Sustainability Leadership Program will launch in the fall


Junior Thomas Miller, current sustainability
director, pushes a wheelbarrow at the
Campus Farm as part of the Eco Reps initiative.

The three Rs of conservation might soon be changing to an “S,” “L” and “P” when the Student Leadership Program launches next fall.

While student Eco-Reps, who are responsible for taking initiative and participating in conservation efforts around campus, have been around since 2012, their numbers have stayed steadily around ten until recent semesters. This semester, their numbers hit thirty, and Sustainability Director Anthony Barrata ’10 felt the time was ripe to launch the Sustainability Leadership Program (SLP).

“Amidst all of this growth, I was thinking, ‘how do we expand this and make this even more meaningful for students?’” Barrata said.

The solution hit him at a sustainability conference in November, where he listened in on sessions about the role of sustainability officers in career development.

“On the way back from this conference I stayed up all night on the plane ride writing a draft for this program that would add in the leadership institute, would add in the partnership with the Hubbard Center and would have students be able to say they’d completed the SLP.”

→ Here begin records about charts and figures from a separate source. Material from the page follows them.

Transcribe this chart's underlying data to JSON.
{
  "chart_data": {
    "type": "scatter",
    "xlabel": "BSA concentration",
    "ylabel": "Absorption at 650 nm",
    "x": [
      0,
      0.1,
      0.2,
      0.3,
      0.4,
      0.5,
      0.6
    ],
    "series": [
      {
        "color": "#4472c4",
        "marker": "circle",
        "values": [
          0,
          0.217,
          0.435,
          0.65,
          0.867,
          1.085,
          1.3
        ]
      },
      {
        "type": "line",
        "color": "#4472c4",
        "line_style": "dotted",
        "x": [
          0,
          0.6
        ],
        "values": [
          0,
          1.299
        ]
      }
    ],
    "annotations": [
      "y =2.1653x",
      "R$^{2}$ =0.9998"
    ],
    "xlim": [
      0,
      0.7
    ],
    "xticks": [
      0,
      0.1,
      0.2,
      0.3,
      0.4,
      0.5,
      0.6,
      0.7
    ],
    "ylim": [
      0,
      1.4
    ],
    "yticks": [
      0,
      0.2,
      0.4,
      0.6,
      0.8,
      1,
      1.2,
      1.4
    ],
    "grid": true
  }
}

Under this new, much more structured program, students involved will be expected to complete the 3:6:1 plan. This will include three semesters in an Office of Sustainability student position, take at least six Hubbard Center Learning Through Experiential Applications Programs and attend one Sustainability Leadership Institute retreat.

Unlike the Environmental Fellows, there is no academic aspect to this programming, and Barrata calls is a “complement” to the classroom experience.

There are also now three levels within the program, starting with Eco-Reps and finishing with the two students directors. In the mid-tier section are three new Office of Sustainability interns: the Sustainable Agriculture Intern, the Entrepreneurship Intern and the Student Sustainability Consultant.

Junior Mitch Metzger, one of the current student directors for Eco-Reps along with fellow junior Thomas Miller, believes that the added structure will be an enticement for students to the new program.

“Right now, all those different projects, it’s Eco-Reps doing them, and then me and Thomas [Miller] overseeing them. It’s hectic, and it’s tough, and there’s no discernable ladder to climb,” he said. “Now there’s a trajectory. There’s a path.”

Each of these three interns will have certain projects that they will oversee and work with Eco-Reps to complete. While the Sustainable Agriculture Intern will work with the campus farm and the farmer’s market, the Entrepreneurship Intern will be in charge of the Thrifty Tiger—a campus thrift shop opening in the Mason Jar next fall—and the Student Sustainability consultant will work with campus offices, like Facilities Management, to create campus conservation goals

Junior Melissa Guerrero, a current Eco-Rep, believes that the SLP and the addition of these internships will make what Eco-Reps does now “bigger”.

“Now there’s a little niche in there for everyone the more it grows,” she said.

Within this plan, Barrata stressed the addition of the partnership with the Hubbard Center.

“We haven’t found another college that’s doing anything like this,” he said. “Nothing that packages it together like this.”

Metzger agreed that the added requirements with the Hubbard Center are key.

“With the Hubbard Center, you’ll be gaining the skills to be a leader and really orienting your life towards where you want to go,” he said.

As well as the addition of Hubbard Center involvement, students who complete the SLP will need to attend a Sustainability Leadership Institute, which is billed on the program’s flier as “a rugged, three day wilderness adventure for SLP students to build friendship, learn teamwork and prepare for an exciting year.”

Along with the college aspect of the institute, Barrata hopes to soon expand into a high school institute.

“In 2016, we’ll take what we learn this summer, and translate it for high school students.”

With this new program, current Eco-Reps will have the opportunity to either complete the Hubbard Center programming and a Leadership Institute so that they can say they have completed the SLP, or they can choose to work solely within Eco-Reps.

“Students can start off as an Eco-Rep, and they’re not committing to completing the SLP,” he said.

However, students do have to start off as Eco-Reps before being able to move to the higher tiers and paid internships within the programming.

With today as the deadline, Barrata has received about 15 applications, but continues to encourage those interested to reach out to him at his email address.

“When students are empowered to say ‘go make this change and I’ll be there to support you,’—that’s when really amazing things can happen.”